DrivoR

Gold definitionUpdated Apr 2, 2026

DrivoR is a novel, simple, and efficient transformer-based architecture designed for end-to-end autonomous driving systems. It leverages pretrained Vision Transformers (ViTs) as its foundation. The core mechanism involves introducing specialized "camera-aware register tokens" that effectively compress complex multi-camera sensor data into a compact, unified scene representation. This compressed representation then feeds into two lightweight transformer decoders: one for generating candidate driving trajectories and another for scoring them. The scoring decoder is particularly innovative, as it learns to mimic an oracle, providing interpretable sub-scores for critical driving aspects like safety, comfort, and efficiency, which enables adaptive, behavior-conditioned driving during inference. DrivoR addresses the critical problem of achieving high accuracy in autonomous driving while significantly reducing computational overhead, making it suitable for real-world deployment.
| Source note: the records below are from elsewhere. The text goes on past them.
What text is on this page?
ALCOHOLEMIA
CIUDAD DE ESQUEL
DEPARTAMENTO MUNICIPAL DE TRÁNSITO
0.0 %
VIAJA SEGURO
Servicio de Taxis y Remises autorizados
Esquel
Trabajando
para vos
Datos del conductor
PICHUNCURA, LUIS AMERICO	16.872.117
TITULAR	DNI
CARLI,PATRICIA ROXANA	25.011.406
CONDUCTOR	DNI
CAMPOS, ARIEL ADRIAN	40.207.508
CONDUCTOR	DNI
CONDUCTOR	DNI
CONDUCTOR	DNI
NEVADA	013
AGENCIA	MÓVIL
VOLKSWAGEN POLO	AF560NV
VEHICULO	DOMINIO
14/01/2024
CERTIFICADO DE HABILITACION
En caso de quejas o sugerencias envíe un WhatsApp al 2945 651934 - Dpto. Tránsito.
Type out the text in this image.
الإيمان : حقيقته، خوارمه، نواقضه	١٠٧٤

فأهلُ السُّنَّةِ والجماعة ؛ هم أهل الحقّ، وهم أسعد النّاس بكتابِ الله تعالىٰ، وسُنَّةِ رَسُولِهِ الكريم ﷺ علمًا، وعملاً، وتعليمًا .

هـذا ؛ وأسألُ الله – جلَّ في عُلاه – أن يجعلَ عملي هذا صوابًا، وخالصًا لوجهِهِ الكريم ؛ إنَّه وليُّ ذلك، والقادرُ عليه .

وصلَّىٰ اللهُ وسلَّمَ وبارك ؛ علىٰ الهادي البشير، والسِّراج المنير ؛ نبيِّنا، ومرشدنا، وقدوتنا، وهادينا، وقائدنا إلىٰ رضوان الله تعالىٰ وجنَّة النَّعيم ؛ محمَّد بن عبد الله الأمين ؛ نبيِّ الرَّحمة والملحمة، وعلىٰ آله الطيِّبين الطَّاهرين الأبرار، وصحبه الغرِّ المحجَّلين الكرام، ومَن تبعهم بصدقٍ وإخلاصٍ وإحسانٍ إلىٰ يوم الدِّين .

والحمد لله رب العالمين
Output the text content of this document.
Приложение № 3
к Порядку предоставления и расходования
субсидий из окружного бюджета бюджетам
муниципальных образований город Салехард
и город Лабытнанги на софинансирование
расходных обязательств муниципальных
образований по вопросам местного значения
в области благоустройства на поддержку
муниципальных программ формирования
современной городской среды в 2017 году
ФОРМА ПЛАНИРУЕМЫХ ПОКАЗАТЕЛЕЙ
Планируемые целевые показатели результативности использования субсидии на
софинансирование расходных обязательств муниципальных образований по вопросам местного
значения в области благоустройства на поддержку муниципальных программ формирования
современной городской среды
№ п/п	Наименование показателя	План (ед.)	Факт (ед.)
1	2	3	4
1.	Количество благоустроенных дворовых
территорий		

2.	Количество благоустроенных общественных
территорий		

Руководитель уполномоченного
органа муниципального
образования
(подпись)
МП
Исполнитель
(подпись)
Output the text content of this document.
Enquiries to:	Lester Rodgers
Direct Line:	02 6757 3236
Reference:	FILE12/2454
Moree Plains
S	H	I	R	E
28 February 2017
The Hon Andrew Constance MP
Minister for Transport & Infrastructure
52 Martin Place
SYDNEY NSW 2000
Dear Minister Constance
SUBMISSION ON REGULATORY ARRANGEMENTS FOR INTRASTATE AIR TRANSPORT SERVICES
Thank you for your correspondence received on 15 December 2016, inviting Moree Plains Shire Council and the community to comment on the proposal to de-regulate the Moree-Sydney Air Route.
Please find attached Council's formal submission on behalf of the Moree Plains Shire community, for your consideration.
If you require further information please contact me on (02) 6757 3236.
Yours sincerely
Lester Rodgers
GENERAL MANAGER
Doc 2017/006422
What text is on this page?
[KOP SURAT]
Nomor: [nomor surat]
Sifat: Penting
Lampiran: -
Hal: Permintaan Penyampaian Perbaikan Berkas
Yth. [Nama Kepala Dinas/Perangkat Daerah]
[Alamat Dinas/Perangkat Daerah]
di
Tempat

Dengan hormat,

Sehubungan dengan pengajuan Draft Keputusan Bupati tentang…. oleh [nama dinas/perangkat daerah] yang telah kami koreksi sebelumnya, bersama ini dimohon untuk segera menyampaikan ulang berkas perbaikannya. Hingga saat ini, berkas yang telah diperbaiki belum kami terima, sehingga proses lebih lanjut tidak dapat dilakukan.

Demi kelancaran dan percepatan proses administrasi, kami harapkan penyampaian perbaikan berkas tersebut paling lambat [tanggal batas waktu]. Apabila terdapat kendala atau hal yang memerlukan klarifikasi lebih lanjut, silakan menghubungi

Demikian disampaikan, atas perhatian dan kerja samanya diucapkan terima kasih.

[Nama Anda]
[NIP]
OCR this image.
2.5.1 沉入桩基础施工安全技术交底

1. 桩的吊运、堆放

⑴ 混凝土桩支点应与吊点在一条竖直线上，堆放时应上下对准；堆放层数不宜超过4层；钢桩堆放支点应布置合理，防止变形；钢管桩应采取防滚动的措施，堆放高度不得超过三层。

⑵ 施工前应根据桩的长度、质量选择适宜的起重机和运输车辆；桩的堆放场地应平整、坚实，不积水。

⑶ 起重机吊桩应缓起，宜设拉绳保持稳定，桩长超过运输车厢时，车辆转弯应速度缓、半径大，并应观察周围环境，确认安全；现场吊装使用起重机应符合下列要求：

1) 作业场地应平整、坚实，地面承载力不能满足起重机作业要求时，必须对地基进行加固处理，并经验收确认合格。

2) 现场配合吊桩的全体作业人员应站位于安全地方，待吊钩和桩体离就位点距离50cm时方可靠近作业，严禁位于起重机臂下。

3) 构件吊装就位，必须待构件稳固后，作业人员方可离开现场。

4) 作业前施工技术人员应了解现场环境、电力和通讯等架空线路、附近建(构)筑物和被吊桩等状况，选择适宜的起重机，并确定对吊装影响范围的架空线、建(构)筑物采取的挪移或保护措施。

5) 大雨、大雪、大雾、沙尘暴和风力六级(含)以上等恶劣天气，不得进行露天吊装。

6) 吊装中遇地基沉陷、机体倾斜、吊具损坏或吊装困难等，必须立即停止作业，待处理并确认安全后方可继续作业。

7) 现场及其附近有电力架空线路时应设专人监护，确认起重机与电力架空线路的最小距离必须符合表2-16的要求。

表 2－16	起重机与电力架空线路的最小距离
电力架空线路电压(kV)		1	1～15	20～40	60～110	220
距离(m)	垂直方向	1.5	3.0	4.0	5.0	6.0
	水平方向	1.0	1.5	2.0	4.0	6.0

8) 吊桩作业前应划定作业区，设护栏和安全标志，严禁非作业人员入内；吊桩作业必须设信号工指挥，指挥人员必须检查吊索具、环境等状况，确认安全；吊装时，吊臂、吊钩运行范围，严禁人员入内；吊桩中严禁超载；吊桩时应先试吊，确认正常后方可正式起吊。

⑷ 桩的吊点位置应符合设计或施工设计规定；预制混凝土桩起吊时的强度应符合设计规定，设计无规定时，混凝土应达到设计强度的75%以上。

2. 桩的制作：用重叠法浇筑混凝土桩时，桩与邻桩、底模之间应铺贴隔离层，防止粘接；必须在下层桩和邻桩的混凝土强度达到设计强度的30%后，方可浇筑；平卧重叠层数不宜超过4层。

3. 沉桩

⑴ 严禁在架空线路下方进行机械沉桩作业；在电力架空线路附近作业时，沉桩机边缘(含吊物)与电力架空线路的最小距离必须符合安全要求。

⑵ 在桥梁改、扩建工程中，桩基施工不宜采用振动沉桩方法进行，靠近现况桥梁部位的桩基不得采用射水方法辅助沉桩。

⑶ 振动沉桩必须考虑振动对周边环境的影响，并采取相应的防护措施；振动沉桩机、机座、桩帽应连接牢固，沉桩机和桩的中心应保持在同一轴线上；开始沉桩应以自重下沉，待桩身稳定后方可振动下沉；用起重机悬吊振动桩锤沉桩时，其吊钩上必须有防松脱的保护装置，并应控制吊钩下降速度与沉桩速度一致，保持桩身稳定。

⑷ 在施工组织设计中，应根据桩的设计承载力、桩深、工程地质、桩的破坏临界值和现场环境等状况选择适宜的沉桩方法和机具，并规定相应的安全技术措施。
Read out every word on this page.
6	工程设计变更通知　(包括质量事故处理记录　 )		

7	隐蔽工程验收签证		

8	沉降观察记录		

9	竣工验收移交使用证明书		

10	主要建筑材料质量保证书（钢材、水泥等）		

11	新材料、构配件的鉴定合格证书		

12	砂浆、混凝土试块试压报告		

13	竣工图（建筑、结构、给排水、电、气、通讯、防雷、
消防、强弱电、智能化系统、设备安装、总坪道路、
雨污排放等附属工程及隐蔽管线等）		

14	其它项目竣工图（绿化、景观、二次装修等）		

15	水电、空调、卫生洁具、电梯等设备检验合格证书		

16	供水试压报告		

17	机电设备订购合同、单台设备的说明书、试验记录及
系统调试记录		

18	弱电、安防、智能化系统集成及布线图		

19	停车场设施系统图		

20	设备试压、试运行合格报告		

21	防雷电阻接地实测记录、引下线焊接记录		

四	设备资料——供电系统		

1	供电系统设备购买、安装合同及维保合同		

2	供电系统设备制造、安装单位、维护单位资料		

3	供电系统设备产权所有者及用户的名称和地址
It is relevant to researchers and ML engineers working on perception, planning, and control in autonomous vehicles and robotics.

DrivoR's Core Architecture

Transformer-Based Foundation: DrivoR is built upon a pure-transformer architecture, specifically leveraging pretrained Vision Transformers (ViTs). This foundation enables robust feature extraction from visual inputs, a common approach in modern perception systems for autonomous driving.
Multi-Camera Feature Compression: A key innovation in DrivoR is the use of camera-aware register tokens. These tokens are designed to efficiently compress features from multiple camera inputs into a compact scene representation, which is crucial for managing the high dimensionality of sensor data in autonomous vehicles.

DrivoR's Trajectory Generation and Scoring

Dual Decoder System: The compact scene representation generated by the register tokens drives two lightweight transformer decoders. One decoder is responsible for generating a set of candidate driving trajectories, while the second decoder focuses on evaluating these proposed paths.
Oracle-Mimicking Scoring

At a glance

Executive summary

DrivoR is a new AI system for self-driving cars that uses a special type of neural network called a transformer. It's designed to be very efficient by compressing camera data, and it can generate and evaluate driving paths, even explaining why it chooses a certain path based on factors like safety and comfort.

TL;DR

DrivoR is an efficient AI system for self-driving cars that uses transformers to process camera data and intelligently plan driving paths, even explaining its choices.

Key points

Uses camera-aware register tokens to compress multi-camera features, feeding into dual transformer decoders for trajectory generation and oracle-mimicking scoring.
Achieves accurate and adaptive end-to-end autonomous driving with significantly reduced computational overhead, making deployment more feasible.
Used by researchers and engineers developing autonomous vehicles, robotics, and intelligent transportation systems.
Unlike traditional modular approaches that separate perception, planning, and control, DrivoR offers an end-to-end pure-transformer solution, integrating these aspects.
Focus on efficient, end-to-end transformer architectures and interpretable AI for safety-critical applications like autonomous driving.

Use cases

Autonomous Passenger Vehicles: Enabling safer and more efficient self-driving cars by providing interpretable decision-making and reduced computational load for real-time operation.
Logistics and Delivery Robots: Deploying autonomous capabilities in delivery vans or last-mile robots where computational resources might be constrained, but reliable navigation is critical.
Industrial Autonomous Vehicles: Guiding forklifts or transport robots in factories and warehouses, benefiting from adaptive behavior (e.g., prioritizing efficiency on open paths, safety in crowded areas).
Simulation and Testing Platforms: Serving as a robust and efficient baseline for evaluating new autonomous driving scenarios and algorithms within high-fidelity simulators like HUGSIM.